Most throwing problems are arm-slot problems. Sidearm throws float. Below-three-quarters throws sail. Over-the-top throws stay on a line. This drill uses a partner as a mirror so the kid sees what their arm is actually doing.

What you need: Two kids, one ball, one glove each.

Setup: Two kids face each other 15 feet apart. No throwing yet.

How to run it:

  1. Both kids get into throwing position: Turn, Point. Throwing arm up in an L behind the ear.
  2. Hold the position. Look at each other. Coach checks both arms. The throwing hand should be slightly above the ear, not behind the ear or below the shoulder.
  3. Hold for 5 seconds. Reset. Do 5 reps of the position only.
  4. Now play catch. After every throw, the kid freezes at the release point. Their partner says “high,” “low,” or “good.”
  5. Do 10 throws. The freeze-and-feedback is the drill, not the throwing.

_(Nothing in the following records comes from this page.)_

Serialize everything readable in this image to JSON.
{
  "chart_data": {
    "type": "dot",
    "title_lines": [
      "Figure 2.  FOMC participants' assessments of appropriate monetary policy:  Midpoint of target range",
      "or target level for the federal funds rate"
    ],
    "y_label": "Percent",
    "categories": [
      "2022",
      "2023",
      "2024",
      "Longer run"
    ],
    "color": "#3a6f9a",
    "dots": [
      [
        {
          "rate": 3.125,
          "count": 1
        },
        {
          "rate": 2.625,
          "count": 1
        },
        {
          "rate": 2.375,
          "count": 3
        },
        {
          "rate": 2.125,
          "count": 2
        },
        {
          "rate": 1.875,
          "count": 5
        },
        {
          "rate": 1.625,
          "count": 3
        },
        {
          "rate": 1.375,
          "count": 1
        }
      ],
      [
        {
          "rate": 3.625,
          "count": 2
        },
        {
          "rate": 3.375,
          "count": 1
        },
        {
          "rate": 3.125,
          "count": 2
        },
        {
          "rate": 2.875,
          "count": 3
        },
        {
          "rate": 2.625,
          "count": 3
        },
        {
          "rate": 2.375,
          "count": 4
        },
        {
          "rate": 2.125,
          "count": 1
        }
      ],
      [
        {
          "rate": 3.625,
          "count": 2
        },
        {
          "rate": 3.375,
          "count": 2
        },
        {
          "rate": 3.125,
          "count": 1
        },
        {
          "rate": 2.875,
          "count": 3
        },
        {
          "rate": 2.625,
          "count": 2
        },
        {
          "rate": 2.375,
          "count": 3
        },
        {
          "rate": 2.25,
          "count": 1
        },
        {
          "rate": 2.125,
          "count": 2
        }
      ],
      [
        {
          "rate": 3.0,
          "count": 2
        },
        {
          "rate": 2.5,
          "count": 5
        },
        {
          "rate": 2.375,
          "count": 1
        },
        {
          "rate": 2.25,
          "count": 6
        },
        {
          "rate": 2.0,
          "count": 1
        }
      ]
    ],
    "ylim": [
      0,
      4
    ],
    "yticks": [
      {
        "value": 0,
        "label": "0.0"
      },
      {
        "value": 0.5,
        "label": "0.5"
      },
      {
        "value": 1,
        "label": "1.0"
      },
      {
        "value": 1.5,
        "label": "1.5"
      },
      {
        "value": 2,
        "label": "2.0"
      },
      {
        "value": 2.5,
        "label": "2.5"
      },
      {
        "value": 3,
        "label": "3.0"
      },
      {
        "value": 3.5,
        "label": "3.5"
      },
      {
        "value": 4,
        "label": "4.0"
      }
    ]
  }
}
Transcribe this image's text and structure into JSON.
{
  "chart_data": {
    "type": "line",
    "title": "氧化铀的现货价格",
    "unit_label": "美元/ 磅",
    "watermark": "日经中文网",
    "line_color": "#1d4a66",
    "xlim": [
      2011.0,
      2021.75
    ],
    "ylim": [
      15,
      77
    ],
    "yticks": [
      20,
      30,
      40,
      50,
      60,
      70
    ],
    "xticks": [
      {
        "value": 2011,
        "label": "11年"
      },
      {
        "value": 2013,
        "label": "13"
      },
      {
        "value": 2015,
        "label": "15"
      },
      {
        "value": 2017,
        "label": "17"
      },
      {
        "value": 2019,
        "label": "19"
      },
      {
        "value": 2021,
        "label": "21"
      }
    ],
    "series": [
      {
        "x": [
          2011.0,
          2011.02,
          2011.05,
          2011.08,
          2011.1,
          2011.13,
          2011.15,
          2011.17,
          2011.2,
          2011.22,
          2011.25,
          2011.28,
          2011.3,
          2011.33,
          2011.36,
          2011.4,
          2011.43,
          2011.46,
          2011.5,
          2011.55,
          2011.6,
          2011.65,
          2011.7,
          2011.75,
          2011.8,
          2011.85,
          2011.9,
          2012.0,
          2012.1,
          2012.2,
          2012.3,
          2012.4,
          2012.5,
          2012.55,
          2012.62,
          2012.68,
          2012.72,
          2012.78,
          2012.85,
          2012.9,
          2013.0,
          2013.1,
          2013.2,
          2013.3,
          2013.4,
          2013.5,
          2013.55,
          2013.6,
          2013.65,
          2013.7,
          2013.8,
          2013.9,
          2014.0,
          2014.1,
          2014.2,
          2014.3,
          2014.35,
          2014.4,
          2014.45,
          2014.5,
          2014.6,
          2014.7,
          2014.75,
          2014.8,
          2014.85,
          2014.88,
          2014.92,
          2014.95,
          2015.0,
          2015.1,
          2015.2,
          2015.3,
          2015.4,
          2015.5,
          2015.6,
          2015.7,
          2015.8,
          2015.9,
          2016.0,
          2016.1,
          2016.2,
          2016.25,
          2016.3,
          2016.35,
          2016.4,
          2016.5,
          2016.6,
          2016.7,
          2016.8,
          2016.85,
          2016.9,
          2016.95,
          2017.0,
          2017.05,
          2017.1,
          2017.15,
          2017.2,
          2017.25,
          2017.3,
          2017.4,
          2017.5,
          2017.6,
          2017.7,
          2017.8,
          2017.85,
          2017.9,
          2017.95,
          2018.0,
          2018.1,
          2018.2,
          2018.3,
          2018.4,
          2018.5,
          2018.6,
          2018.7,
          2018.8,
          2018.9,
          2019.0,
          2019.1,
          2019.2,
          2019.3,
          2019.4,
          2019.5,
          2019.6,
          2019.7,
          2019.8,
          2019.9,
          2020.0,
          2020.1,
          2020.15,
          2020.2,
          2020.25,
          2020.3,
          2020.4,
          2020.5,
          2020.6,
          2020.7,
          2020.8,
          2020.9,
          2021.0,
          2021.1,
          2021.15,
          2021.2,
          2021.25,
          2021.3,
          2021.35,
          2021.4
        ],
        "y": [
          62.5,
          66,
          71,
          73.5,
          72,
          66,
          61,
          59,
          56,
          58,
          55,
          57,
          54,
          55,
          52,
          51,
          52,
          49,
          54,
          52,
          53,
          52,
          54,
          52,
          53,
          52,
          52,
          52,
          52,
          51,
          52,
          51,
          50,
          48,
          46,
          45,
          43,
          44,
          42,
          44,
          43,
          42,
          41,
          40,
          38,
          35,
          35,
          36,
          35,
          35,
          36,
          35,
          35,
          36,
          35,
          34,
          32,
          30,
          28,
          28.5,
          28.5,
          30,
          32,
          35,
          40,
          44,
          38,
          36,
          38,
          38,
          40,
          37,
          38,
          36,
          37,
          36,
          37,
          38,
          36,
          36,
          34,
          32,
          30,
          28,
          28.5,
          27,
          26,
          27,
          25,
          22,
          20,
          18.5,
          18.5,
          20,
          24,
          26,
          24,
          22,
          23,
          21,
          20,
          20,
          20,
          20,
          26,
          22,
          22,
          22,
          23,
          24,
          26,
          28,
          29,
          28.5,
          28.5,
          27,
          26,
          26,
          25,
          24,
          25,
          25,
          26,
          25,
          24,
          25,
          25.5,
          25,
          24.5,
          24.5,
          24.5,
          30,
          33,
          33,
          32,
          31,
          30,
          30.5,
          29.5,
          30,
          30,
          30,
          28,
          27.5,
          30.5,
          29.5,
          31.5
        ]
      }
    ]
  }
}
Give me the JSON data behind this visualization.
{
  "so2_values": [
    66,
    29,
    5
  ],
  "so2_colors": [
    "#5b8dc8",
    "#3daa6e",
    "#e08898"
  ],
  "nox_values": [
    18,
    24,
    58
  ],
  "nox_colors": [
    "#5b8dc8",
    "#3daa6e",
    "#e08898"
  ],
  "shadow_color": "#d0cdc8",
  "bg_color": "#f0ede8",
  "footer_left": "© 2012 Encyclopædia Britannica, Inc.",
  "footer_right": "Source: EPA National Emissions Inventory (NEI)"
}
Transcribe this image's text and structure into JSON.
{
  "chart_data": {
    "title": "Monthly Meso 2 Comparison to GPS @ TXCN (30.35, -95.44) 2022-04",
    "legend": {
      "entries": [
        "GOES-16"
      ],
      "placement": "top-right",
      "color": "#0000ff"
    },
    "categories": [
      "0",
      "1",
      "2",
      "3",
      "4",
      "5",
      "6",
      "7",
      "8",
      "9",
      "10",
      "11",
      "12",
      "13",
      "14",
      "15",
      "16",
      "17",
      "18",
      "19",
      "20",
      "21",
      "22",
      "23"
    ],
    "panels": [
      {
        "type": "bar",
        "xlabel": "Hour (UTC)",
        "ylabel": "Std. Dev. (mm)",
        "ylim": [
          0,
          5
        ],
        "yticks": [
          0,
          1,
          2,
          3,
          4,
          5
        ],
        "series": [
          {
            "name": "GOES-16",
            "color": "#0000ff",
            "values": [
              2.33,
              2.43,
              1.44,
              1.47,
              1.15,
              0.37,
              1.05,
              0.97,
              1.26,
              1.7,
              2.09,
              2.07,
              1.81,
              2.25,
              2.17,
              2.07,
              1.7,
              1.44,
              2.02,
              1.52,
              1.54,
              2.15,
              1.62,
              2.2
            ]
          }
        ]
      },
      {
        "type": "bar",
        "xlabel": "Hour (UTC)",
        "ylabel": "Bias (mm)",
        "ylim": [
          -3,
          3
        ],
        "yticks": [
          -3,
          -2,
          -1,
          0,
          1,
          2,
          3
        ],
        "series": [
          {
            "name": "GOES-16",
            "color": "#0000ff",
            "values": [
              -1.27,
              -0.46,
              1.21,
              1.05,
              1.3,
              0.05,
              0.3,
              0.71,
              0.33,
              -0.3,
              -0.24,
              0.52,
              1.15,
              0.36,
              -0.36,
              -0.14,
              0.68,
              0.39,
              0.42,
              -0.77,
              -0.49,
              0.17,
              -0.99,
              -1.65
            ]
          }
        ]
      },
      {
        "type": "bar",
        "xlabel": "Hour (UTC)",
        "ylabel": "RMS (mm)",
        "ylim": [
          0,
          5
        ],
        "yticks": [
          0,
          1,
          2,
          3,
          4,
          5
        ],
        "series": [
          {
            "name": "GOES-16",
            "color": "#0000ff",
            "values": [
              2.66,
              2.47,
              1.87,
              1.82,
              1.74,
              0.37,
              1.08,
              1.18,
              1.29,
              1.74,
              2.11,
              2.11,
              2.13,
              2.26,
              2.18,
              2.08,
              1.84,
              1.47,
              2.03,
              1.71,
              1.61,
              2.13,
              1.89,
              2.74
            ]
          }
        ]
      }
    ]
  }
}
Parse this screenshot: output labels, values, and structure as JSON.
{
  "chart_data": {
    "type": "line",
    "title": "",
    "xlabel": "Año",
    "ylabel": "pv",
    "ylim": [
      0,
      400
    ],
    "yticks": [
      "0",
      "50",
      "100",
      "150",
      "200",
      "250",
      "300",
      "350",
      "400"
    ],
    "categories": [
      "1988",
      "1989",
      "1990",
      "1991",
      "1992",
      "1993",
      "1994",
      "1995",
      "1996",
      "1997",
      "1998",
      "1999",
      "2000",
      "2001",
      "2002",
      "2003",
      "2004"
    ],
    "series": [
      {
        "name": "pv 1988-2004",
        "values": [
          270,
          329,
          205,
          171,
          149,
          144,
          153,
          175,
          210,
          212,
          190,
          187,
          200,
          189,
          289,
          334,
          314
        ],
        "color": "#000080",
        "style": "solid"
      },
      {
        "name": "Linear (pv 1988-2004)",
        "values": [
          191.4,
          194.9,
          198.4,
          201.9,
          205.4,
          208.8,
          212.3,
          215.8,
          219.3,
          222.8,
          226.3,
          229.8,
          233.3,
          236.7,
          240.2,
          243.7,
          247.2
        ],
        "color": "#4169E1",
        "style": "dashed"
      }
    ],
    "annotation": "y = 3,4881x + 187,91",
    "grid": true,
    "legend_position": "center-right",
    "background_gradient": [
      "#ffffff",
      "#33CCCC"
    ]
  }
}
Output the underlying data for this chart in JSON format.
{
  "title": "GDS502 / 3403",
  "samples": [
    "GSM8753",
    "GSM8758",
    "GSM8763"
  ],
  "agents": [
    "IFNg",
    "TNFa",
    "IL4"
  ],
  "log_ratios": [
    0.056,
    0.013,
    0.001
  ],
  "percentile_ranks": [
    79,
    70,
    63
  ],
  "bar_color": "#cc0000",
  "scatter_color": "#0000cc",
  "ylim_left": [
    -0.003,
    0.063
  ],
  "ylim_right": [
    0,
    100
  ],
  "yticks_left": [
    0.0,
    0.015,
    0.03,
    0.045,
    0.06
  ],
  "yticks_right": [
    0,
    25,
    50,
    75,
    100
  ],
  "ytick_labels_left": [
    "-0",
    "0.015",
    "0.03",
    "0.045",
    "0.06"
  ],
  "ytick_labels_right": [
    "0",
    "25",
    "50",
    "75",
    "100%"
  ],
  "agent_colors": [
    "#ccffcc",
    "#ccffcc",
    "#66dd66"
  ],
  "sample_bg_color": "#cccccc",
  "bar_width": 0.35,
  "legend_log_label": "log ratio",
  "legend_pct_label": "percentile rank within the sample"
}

What to watch: The release point. The throwing hand should pass right above the ear. If you can’t see daylight between the elbow and the shoulder, the slot is too low.

If they’re struggling: Drop the freeze. Just have them throw and you call out the arm slot.

If they’ve got it: Add a small target on the wall and have them hit it five times in a row. Same arm slot every time.